Un momento. ¿Qué estaba sucediendo? ¿Tenía caso pensar en esto? Santiago tenía un amorío. ¿Acaso la evidencia no estaba frente a mis ojos?
Me paré frente a él, fija en mi lugar, hasta que se volteó y me vio. A pesar de la luz tenue, vi con claridad que se sonrojó. Entonces, Santiago era un homosexual que tenía un amorío y se sonrojaba con facilidad. Me di vuelta deprisa. Oí pasos detrás de mí. Santiago me alcanzó y me tomó de la muñeca.
―Señorita Ferreiro.
―Eh. ―Me paré en seco, me di la vuelta y miré su semblante avergonzado―. ¿Qué coincidencia?

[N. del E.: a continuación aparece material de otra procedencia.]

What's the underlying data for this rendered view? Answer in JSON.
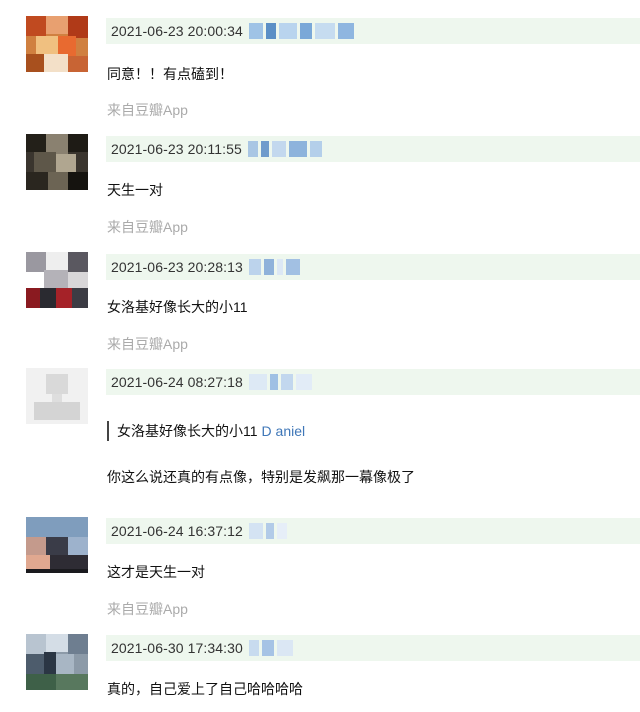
{
  "comments": [
    {
      "time": "2021-06-23 20:00:34",
      "text": "同意！！有点磕到！",
      "source": "来自豆瓣App"
    },
    {
      "time": "2021-06-23 20:11:55",
      "text": "天生一对",
      "source": "来自豆瓣App"
    },
    {
      "time": "2021-06-23 20:28:13",
      "text": "女洛基好像长大的小11",
      "source": "来自豆瓣App"
    },
    {
      "time": "2021-06-24 08:27:18",
      "quote_text": "女洛基好像长大的小11",
      "quote_author": "D aniel",
      "text": "你这么说还真的有点像，特别是发飙那一幕像极了"
    },
    {
      "time": "2021-06-24 16:37:12",
      "text": "这才是天生一对",
      "source": "来自豆瓣App"
    },
    {
      "time": "2021-06-30 17:34:30",
      "text": "真的，自己爱上了自己哈哈哈哈"
    }
  ],
  "colors": {
    "meta_bg": "#eef7ee",
    "link": "#3f77b8",
    "source": "#aaaaaa"
  },
  "icons": {
    "avatar": "blurred-user-avatar",
    "username": "blurred-username"
  }
}
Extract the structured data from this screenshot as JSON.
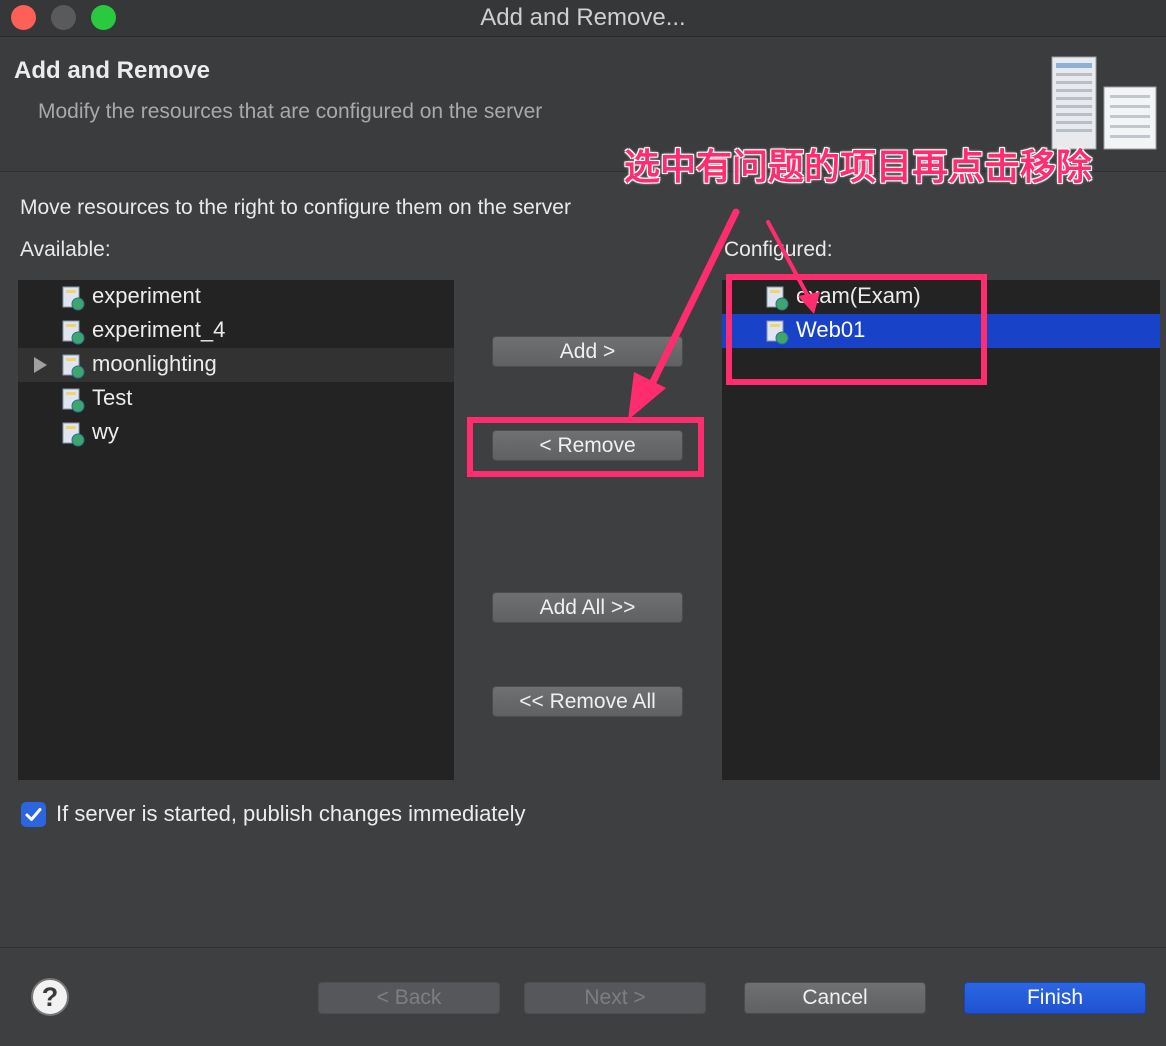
{
  "window": {
    "title": "Add and Remove..."
  },
  "header": {
    "title": "Add and Remove",
    "subtitle": "Modify the resources that are configured on the server"
  },
  "instructions": "Move resources to the right to configure them on the server",
  "available": {
    "label": "Available:",
    "items": [
      {
        "label": "experiment"
      },
      {
        "label": "experiment_4"
      },
      {
        "label": "moonlighting"
      },
      {
        "label": "Test"
      },
      {
        "label": "wy"
      }
    ]
  },
  "configured": {
    "label": "Configured:",
    "items": [
      {
        "label": "exam(Exam)"
      },
      {
        "label": "Web01"
      }
    ]
  },
  "buttons": {
    "add": "Add >",
    "remove": "< Remove",
    "add_all": "Add All >>",
    "remove_all": "<< Remove All"
  },
  "publish": {
    "label": "If server is started, publish changes immediately",
    "checked": true
  },
  "footer": {
    "help": "?",
    "back": "< Back",
    "next": "Next >",
    "cancel": "Cancel",
    "finish": "Finish"
  },
  "annotation": {
    "text": "选中有问题的项目再点击移除",
    "color": "#ff2d6f"
  },
  "colors": {
    "accent": "#1842c8",
    "highlight": "#ff2d6f"
  }
}
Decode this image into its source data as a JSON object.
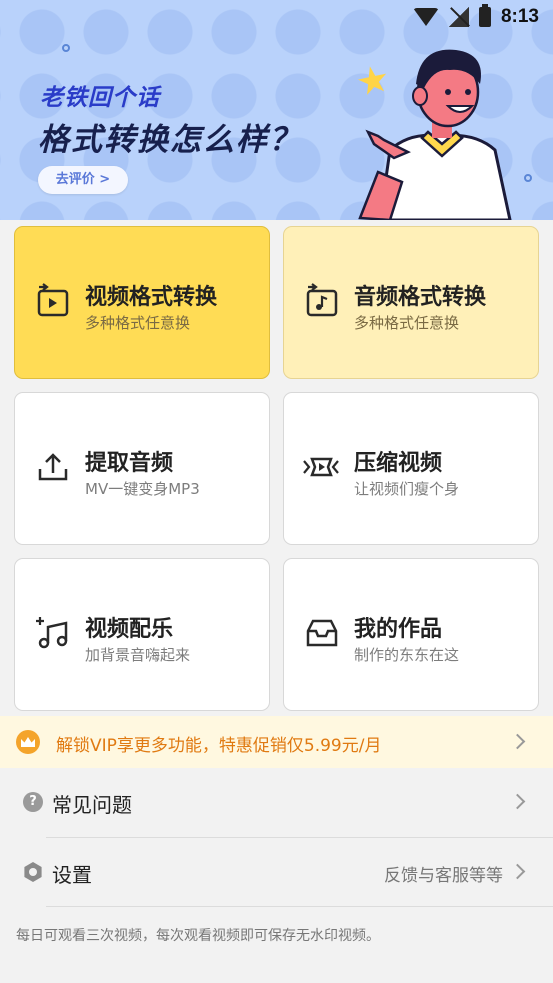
{
  "status_bar": {
    "time": "8:13"
  },
  "banner": {
    "subtitle": "老铁回个话",
    "title": "格式转换怎么样？",
    "button": "去评价 >"
  },
  "cards": [
    {
      "title": "视频格式转换",
      "desc": "多种格式任意换",
      "icon": "video-convert-icon"
    },
    {
      "title": "音频格式转换",
      "desc": "多种格式任意换",
      "icon": "audio-convert-icon"
    },
    {
      "title": "提取音频",
      "desc": "MV一键变身MP3",
      "icon": "upload-icon"
    },
    {
      "title": "压缩视频",
      "desc": "让视频们瘦个身",
      "icon": "compress-icon"
    },
    {
      "title": "视频配乐",
      "desc": "加背景音嗨起来",
      "icon": "music-add-icon"
    },
    {
      "title": "我的作品",
      "desc": "制作的东东在这",
      "icon": "inbox-icon"
    }
  ],
  "vip": {
    "text": "解锁VIP享更多功能，特惠促销仅5.99元/月"
  },
  "rows": {
    "faq": {
      "label": "常见问题"
    },
    "settings": {
      "label": "设置",
      "right": "反馈与客服等等"
    }
  },
  "footer": "每日可观看三次视频，每次观看视频即可保存无水印视频。",
  "colors": {
    "accent_yellow": "#ffdc55",
    "vip_orange": "#e07a12",
    "banner_blue": "#b9d2fb"
  }
}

Mi burdo intento de fingir que no estaba pasando nada hizo que se pusiera aún más rojo.
―Señorita Ferreiro. —Se mordió los labios pero no salió ninguna palabra de su boca.
―No te preocupes. No diré nada. No me mates ―dije en broma.
―Por favor, no le diga al señor Lafuente ―dijo en voz muy baja.
Claro que no iba a hacer eso. El traicionado siempre era la última persona en enterarse de la traición, incluso después de que todos lo supiera. Asentí.
―Está bien, no le diré.
Entonces, aflojó la mano.
―En ese caso, no la entretendré más.
―Eh.
Después de irme, no pude evitar echar otro vistazo mientras daba la vuelta. Vi que el otro hombre le daba una palmada en el hombro a manera de consuelo. Era obvio lo que estaba pasando: Santiago salía con dos personas al mismo tiempo. Justo esa tarde había estado con Roberto, pero al caer la noche saltó a los brazos de otro hombre en un bar. El mundo de los homosexuales estaba lejos de mi entendimiento.
Volví del baño al privado con gran pesar en el pecho. Un elegante joven estaba junto a Abril. Era guapísimo. Ella me lo presentó:
―Él es Octavio.
El joven me honró con su sonrisa seductora.
―¿Qué cree que eres? ¿Hombre o mujer? ―le susurré a ella al oído.
―Hombre, obvio. ¿Por qué estaría hablándome si no?
―Estás loca.
Abril siempre había estado así de loca, hacía cosas que la sociedad veía con mala cara y le causaba penas a su madre. De repente perdí el interés de seguir ahí. Tomé mi bolso y le dije a Abril:
―Ya me voy.
―¿Qué pasó? Acabas de llegar. ¿No fuiste tú quien dijo que estaba triste y quería tomarse unos tragos?
―Olvídalo.
No sabía qué me pasaba. Quizás fue porque me había encontrado con Santiago. Aunque no había razón, me sentí mal por Roberto, quien me había vuelto una cornuda.
―Anda, ve y siembra el caos. Aunque te aconsejo que no te sobrepases ―dije mientras le daba una palmada en el hombro―. ¿Trajiste guardaespaldas?
―Sí.
―Entonces me voy.
Salí del bar. Una brisa fría me alcanzó. Respiré hondo. El aire fresco me aclaró la mente. Había pensado en las vidas de los homosexuales como mundos separados del mío y que nunca se encontrarían. ¿Quién esperaría que hubieran estado justo a mi lado todo este tiempo?
No era muy tarde cuando regresé a la residencia Lafuente. El reloj acababa de dar las diez. La madre de Roberto y su grupo de amigas estaban jugando mahjong en la sala. La casa tenía una habitación especial para jugar, pero habían preferido hacerlo en la sala. Apenas había puesto un pie dentro cuando retrocedí. «Bueno, entraré ya que se hayan ido». Yo no le caía nada bien a la madre de Roberto. La familia de la que venía no era lo suficientemente buena para ella. Sería horrible si la avergonzara frente a sus amigas.